Mon entrée à la formation des enseignants de la musique a été l'occasion pour moi d'interroger

le rapport entre la culture musicale et la pédagogie traditionnelle dans la musique hindoustani et

la pratique et l'enseignement musical tels qu'ils apparaissent dans les institutions françaises. Dans un itinéraire qui est celui qui m'a amené à rencontrer la musique hindoustani, à la pratiquer et à l'enseigner en France, les questions de la transculturalité et du partage sont apparues comme des aspects fondamentaux de mon identité de musicien et d'enseignant.

Sur quelles bases historiques culturelles et esthétiques s'est construite la musique hindoustani ?
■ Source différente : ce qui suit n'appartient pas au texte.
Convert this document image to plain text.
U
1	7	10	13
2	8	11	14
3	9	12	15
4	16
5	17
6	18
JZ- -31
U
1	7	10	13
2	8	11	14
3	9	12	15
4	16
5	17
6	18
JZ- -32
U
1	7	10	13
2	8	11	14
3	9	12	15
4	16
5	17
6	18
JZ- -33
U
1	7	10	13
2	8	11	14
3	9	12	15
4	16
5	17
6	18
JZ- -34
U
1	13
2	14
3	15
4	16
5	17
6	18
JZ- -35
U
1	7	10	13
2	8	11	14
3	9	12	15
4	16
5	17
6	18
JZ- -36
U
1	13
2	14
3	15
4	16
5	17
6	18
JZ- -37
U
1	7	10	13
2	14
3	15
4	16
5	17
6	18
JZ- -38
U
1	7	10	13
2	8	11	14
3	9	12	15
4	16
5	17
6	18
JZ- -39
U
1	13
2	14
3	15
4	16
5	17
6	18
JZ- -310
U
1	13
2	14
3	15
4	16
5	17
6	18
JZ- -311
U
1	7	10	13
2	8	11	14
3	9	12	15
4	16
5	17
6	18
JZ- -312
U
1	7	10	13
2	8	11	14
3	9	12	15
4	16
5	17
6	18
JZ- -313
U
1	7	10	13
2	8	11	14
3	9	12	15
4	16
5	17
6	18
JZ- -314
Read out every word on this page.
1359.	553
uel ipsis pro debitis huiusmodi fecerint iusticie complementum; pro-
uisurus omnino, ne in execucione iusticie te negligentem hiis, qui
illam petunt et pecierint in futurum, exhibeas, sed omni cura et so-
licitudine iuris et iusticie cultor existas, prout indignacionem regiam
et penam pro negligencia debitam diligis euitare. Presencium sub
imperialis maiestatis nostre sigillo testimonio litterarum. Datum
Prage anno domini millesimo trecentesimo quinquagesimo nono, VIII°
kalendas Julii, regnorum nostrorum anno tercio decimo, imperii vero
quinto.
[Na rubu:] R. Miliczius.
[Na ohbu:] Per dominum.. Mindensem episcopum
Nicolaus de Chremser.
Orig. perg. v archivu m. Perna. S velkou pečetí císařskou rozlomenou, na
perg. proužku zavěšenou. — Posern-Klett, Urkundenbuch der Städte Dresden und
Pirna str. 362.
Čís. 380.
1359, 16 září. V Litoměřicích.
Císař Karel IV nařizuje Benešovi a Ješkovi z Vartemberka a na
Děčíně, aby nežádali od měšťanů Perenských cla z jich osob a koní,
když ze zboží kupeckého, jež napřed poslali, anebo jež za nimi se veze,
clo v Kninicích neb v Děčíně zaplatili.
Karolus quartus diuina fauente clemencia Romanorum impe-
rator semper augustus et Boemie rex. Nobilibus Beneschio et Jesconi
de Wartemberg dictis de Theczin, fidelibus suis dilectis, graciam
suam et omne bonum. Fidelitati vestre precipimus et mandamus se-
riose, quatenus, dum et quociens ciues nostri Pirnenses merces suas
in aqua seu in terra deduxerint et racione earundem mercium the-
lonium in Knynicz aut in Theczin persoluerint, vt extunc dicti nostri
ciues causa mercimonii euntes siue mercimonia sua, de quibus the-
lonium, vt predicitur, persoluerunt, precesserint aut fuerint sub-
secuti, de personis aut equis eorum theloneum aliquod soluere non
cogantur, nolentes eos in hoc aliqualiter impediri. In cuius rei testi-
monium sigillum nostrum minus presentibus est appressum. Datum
Quelles sont ses formes et genres musicaux ? Qu'est ce que la tradition et la transmission dans ce

contexte ? Quelle est sa situation aujourd'hui en Inde ? Comment cette imagerie s'est créé dans

l'esprit occidental et comment la musique hindoustani a-t-elle fait son apparition en occident ? quelle est sa situation aujourd'hui en occident ? La musique traditionnelle et l'oralité sont de plus en plus présents dans les institutions musicales françaises qui essayent d'intégrer ces conceptions pédagogiques dans leur enseignement, dans le but de créer une ouverture et un enrichissement culturel. Quelle la situation de la représentation et de l'enseignement de la musique hindoustani en France ? Comment amener la tradition hindoustani dans l'institution d'enseignement musical française et effectuer un réel partage des savoirs ? 4 A- Une brève histoire de l'Inde et de la musique hindoustani C'est lieu commun d'associer l'Inde à une civilisation plusieurs fois millénaire, dont les fondements culturels proviendraient d'un âge antique, ou même mythique ce qui est largement exprimé par les programmateurs d'événements culturels en rapport avec l'Inde, mais aussi de

nombreux musiciens. Ces clichés sur l'histoire millénaire indienne justifient en même temps une

vision d'une Inde archaïque, qui serait figée dans des traditions tant obsolètes que pittoresques.

Dans tous les cas, ces préjugés reposent sur une incompréhension de la culture indienne.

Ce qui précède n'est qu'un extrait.